In America, de Toqueville found that, probably because religious allegiance was not forced upon the people by law, the Christian religion reigned supreme in its influence over men. In America, faith in God wasn't just duty, it was real. And because it was real, it influenced every area of their lives--including the civic life of the United States--again, a government of the people, by the people and for the people.
You see, America is historically a Christian nation not because of a theocracy, not because of a state religion, and not because of religious laws enforcing fealty to a religion...but because of the Christian character of the people who make up the United States--which has a government of those people possessed of a Christian character, by that people possessed of a Christian character, and for that people possessed of a Christian character.
This is why, as long as America successfully retains the Christian character of her people, there will never be a theocracy--of any type. And unless the Christians of America acquiesce to the demands of secularists, America will always retain that Christian character.
As de Tocqueville found and as many of the Founders alluded to, America's great freedom, including the freedom of religion, come from the Christian character of her people. While some over the history of the world have forgotten this, the Christians who settled America realized that true faith in God (and God wants none other than sincere faith) cannot be forced, it cannot be coerced, it cannot be mandated, and it cannot be legislated.

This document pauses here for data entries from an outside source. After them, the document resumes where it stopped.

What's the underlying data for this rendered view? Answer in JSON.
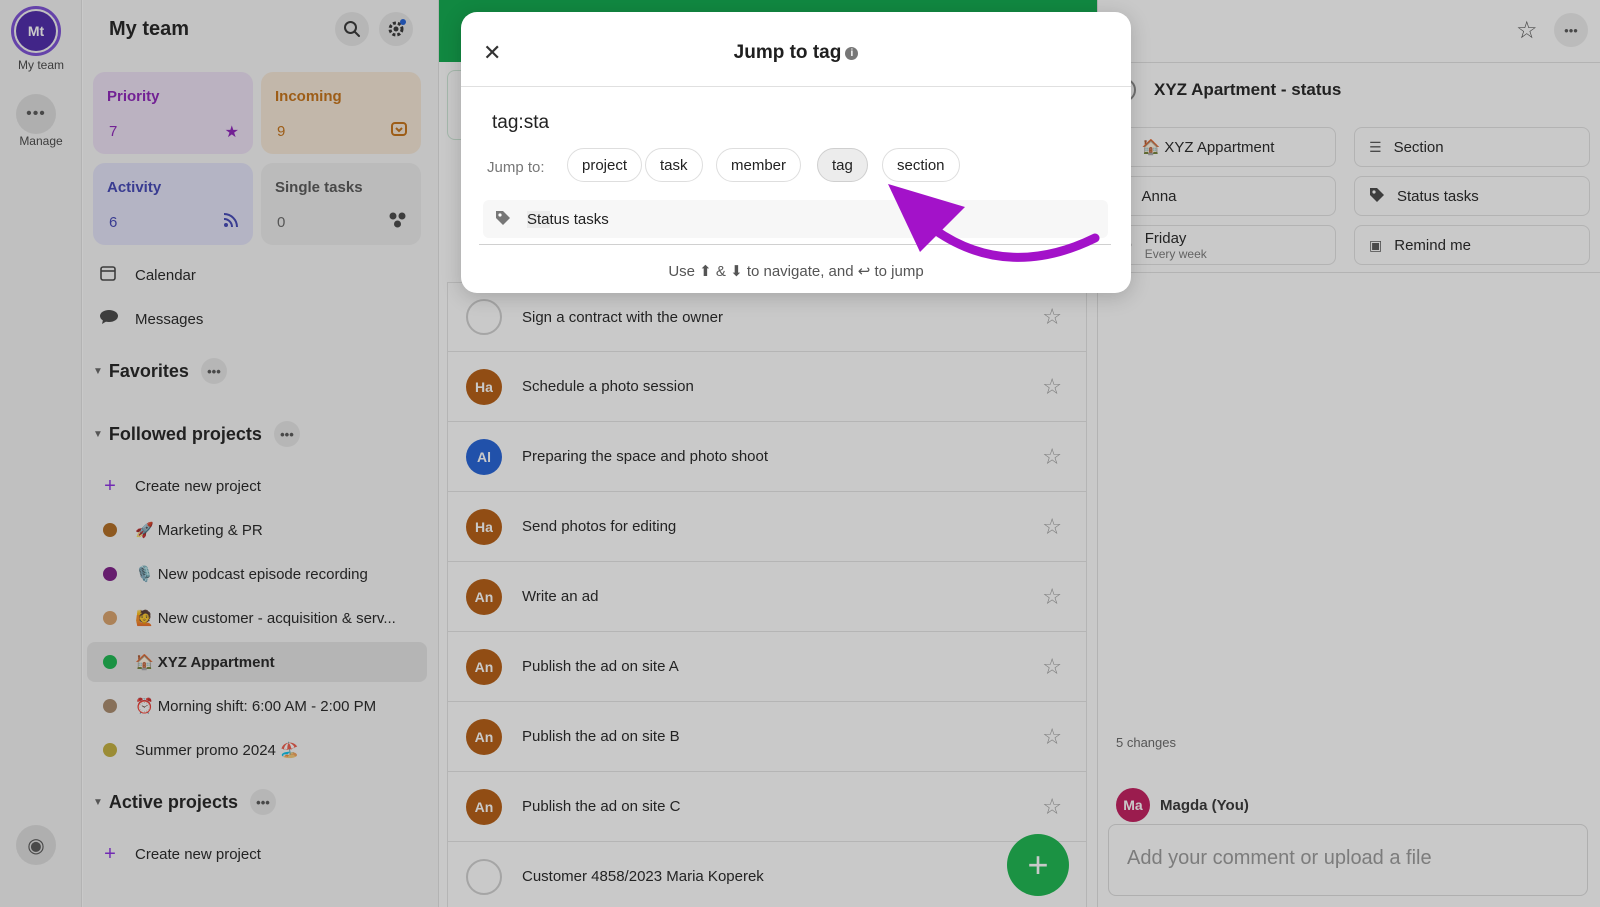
{
  "rail": {
    "team_initials": "Mt",
    "team_label": "My team",
    "manage_label": "Manage"
  },
  "sidebar": {
    "title": "My team",
    "tiles": [
      {
        "name": "Priority",
        "count": "7",
        "icon": "star-icon",
        "bg": "#ece0f5",
        "color": "#8b1fb8"
      },
      {
        "name": "Incoming",
        "count": "9",
        "icon": "inbox-icon",
        "bg": "#f6e7d6",
        "color": "#c46f12"
      },
      {
        "name": "Activity",
        "count": "6",
        "icon": "rss-icon",
        "bg": "#e3e3f8",
        "color": "#3f43b5"
      },
      {
        "name": "Single tasks",
        "count": "0",
        "icon": "dots-cluster-icon",
        "bg": "#ececec",
        "color": "#555555"
      }
    ],
    "nav": [
      {
        "label": "Calendar",
        "icon": "calendar-icon"
      },
      {
        "label": "Messages",
        "icon": "chat-icon"
      }
    ],
    "favorites_label": "Favorites",
    "followed_label": "Followed projects",
    "followed": [
      {
        "label": "Create new project",
        "type": "create"
      },
      {
        "label": "Marketing & PR",
        "emoji": "🚀",
        "color": "#b06a1e"
      },
      {
        "label": "New podcast episode recording",
        "emoji": "🎙️",
        "color": "#7b1a86"
      },
      {
        "label": "New customer - acquisition & serv...",
        "emoji": "🙋",
        "color": "#d8a068"
      },
      {
        "label": "XYZ Appartment",
        "emoji": "🏠",
        "color": "#17b64c",
        "active": true
      },
      {
        "label": "Morning shift: 6:00 AM - 2:00 PM",
        "emoji": "⏰",
        "color": "#a7886a"
      },
      {
        "label": "Summer promo 2024 🏖️",
        "emoji": "",
        "color": "#c2ae3a"
      }
    ],
    "active_label": "Active projects",
    "active": [
      {
        "label": "Create new project",
        "type": "create"
      }
    ]
  },
  "tasks": [
    {
      "text": "Sign a contract with the owner",
      "initials": "",
      "color": ""
    },
    {
      "text": "Schedule a photo session",
      "initials": "Ha",
      "color": "#b45a0e"
    },
    {
      "text": "Preparing the space and photo shoot",
      "initials": "Al",
      "color": "#1f5fd6"
    },
    {
      "text": "Send photos for editing",
      "initials": "Ha",
      "color": "#b45a0e"
    },
    {
      "text": "Write an ad",
      "initials": "An",
      "color": "#b45a0e"
    },
    {
      "text": "Publish the ad on site A",
      "initials": "An",
      "color": "#b45a0e"
    },
    {
      "text": "Publish the ad on site B",
      "initials": "An",
      "color": "#b45a0e"
    },
    {
      "text": "Publish the ad on site C",
      "initials": "An",
      "color": "#b45a0e"
    },
    {
      "text": "Customer 4858/2023 Maria Koperek",
      "initials": "",
      "color": ""
    }
  ],
  "detail": {
    "title": "XYZ Apartment - status",
    "chips": [
      {
        "label": "🏠 XYZ Appartment",
        "icon": "project-dot-icon"
      },
      {
        "label": "Section",
        "icon": "section-icon"
      },
      {
        "label": "Anna",
        "icon": "assignee-icon"
      },
      {
        "label": "Status tasks",
        "icon": "tag-icon"
      },
      {
        "label": "Friday",
        "sub": "Every week",
        "icon": "repeat-icon"
      },
      {
        "label": "Remind me",
        "icon": "reminder-icon"
      }
    ],
    "changes": "5 changes",
    "commenter_initials": "Ma",
    "commenter_name": "Magda (You)",
    "comment_placeholder": "Add your comment or upload a file"
  },
  "modal": {
    "title": "Jump to tag",
    "query": "tag:sta",
    "jump_to_label": "Jump to:",
    "pills": [
      "project",
      "task",
      "member",
      "tag",
      "section"
    ],
    "selected_pill": "tag",
    "result_highlight": "Sta",
    "result_rest": "tus tasks",
    "hint": "Use ⬆ & ⬇ to navigate, and ↩ to jump"
  },
  "colors": {
    "accent_green": "#17b64c",
    "arrow_purple": "#a312c9"
  }
}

That is why the settlers and founders considered religious freedom so important, because only the free exercise of faith is worth anything to man or God. Some religions like Islam and secularism are willing to settle for silent acquiescence as a sign of devotion, but not true Christianity.
Even the unbeliever is free not to believe, so long as his unbelief doesn't lead him to subvert the laws or good character of society.
That freedom of belief--or even not to believe--is best guaranteed by the Christian character of America. Rabid secularism demands a suppression of the public expression of religious faith; because of this, it quashes freedom.
In a society protected by the Christian value of freedom of choice, the secularist is free to express his unbelief in public. No one can force him to believe in a deity, and no one can force him to profess belief...but if the majority of society believes in God, he should naturally be prepared for the dissent of others, as is their freedom.
In America, religious values and the reliance upon objective values must inform public policy, or public policy will devolve into "might makes right" and the tyranny of the majority. Religious values help preserve not only the health and good order of our civilization, but freedom itself.
As de Tocqueville says,
Despotism may govern without faith, but liberty cannot. Religion is much more necessary in the republic which they set forth in glowing colors than in the monarchy which they attack; and it is more needed in democratic republics than in any others. How is it possible that society should escape destruction if the moral tie be not strengthened in proportion as the political tie is relaxed? and what can be done with a people which is its own master, if it be not submissive to the Divinity?
In summary, these religious values historically held in America inform public policy, not through theocracy or a state religion or the imposition of law, but through the character and values of the people who comprise government and who are being governed.